The Right's Favorite Historian: Founding Fathers Opposed Darwin
Talk to a prominent social conservative these day and the odds are pretty good that he or she is a fan of David Barton. Perhaps more than any other person, the Texas-based amateur historian has provided grist for the idea of American Exceptionalism—the argument that America's unique success in the world is divinely caused and due to its committment to core Judeo-Christian principles. Minnesota Rep. Michele Bachmann, the tea party champion and likely 2012 presidential contender, invited him to teach members of Congress about the Constitution; former House Speaker Newt Gingrich says he learns something new every time he listens to Barton.

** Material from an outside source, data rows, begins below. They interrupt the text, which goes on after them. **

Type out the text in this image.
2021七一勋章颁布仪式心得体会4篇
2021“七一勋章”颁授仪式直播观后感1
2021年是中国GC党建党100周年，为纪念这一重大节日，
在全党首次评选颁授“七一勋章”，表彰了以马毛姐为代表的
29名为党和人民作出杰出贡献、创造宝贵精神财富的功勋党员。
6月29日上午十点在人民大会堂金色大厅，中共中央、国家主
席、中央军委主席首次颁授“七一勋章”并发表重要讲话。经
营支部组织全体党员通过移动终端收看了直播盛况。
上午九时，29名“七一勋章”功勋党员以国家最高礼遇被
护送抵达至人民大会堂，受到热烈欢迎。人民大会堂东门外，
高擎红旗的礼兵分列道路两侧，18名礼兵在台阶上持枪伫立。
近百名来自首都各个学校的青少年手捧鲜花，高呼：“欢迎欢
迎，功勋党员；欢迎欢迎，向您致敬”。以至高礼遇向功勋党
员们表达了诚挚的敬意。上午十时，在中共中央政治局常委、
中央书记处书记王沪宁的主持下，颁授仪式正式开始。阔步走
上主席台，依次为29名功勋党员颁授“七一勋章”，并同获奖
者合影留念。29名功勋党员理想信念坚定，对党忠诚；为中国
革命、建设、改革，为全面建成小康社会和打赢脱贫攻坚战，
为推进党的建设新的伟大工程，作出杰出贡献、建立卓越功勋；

He's a pretty influential guy. So what, exactly, does he teach? On Wednesday, Right Wing Watch flagged a recent interview Barton gave with an evangelcial talk show, in which he argues that the Founding Fathers had explicitly rejected Charles Darwin's theory of evolution.* Yes, that Darwin. The one whose seminal work, On the Origin of Species, wasn't even published until 1859. Barton declared, "As far as the Founding Fathers were concerned, they'd already had the entire debate over creation and evolution, and you get Thomas Paine, who is the least religious Founding Father, saying you've got to teach Creation science in the classroom. Scientific method demands that!" Paine died in 1809, the same year Darwin was born. Here's the clip:
It's been said that James Madison and Alexander Hamilton were ahead of their times. But perhaps not that prescient.
In the same interview, Barton explains that one of the main reasons that the colonies wanted to break away from England was because it would then become easier to abolish slavery. Anybody who has studied the basics of the American Revolution knows that the issue of slavery was tabled in order to secure approval of the Declaration of Independence. (For the record, Britain abolished slavery in 1833—32 years before the United States.)
This is kind of nuts, but also illuminating. Barton has emerged as a force by bridging two sometimes disparate strains of conservatism—the Chamber of Commerce crowd with the Christian Coalition crowd. In his lectures, they become one: Jesus opposed the minimum wage; Jesus opposed the progressive income tax; etc. You can only imagine the fervor with which Jesus would have endorsed the Paul Ryan budget. When someone like Bachmann says, as she famously did earlier this year, that the Founding Fathers worked to abolish slavery, Barton is where it starts. When Texas Gov. Rick Perry, another potential GOP presidential candidate, says we need to return to our Biblical principles to escape from our current system of economic slavery (yes, he really said this), he's channeling Barton.
When it comes to the conservatives' alternative reality—from Jesus to the Founders to the HMS Beagle—Barton is the right's historian-in-chief.
*Update: A reader writes in to suggest that the headline for this post is less than accurate, considering Barton doesn't mention Darwin by name, and that there was a theory of evolution that existed at the time of the Founders, so it's not too far-fetched to think they would have been aware of that. Those are both fair points. But I think that's giving Barton too much credit. Barton is arguing against the teaching of today's scientifically accepted evolutionary theory by noting that, prior to the actual development of today's evolutionary theory, the Founders opposed evolution. He's conflating pre-Darwin and post-Darwin evolutionary theory in order to make a point about teaching Creationism in schools. My point isn't that he doesn't know the difference; it's that he doesn't mind blurring the difference.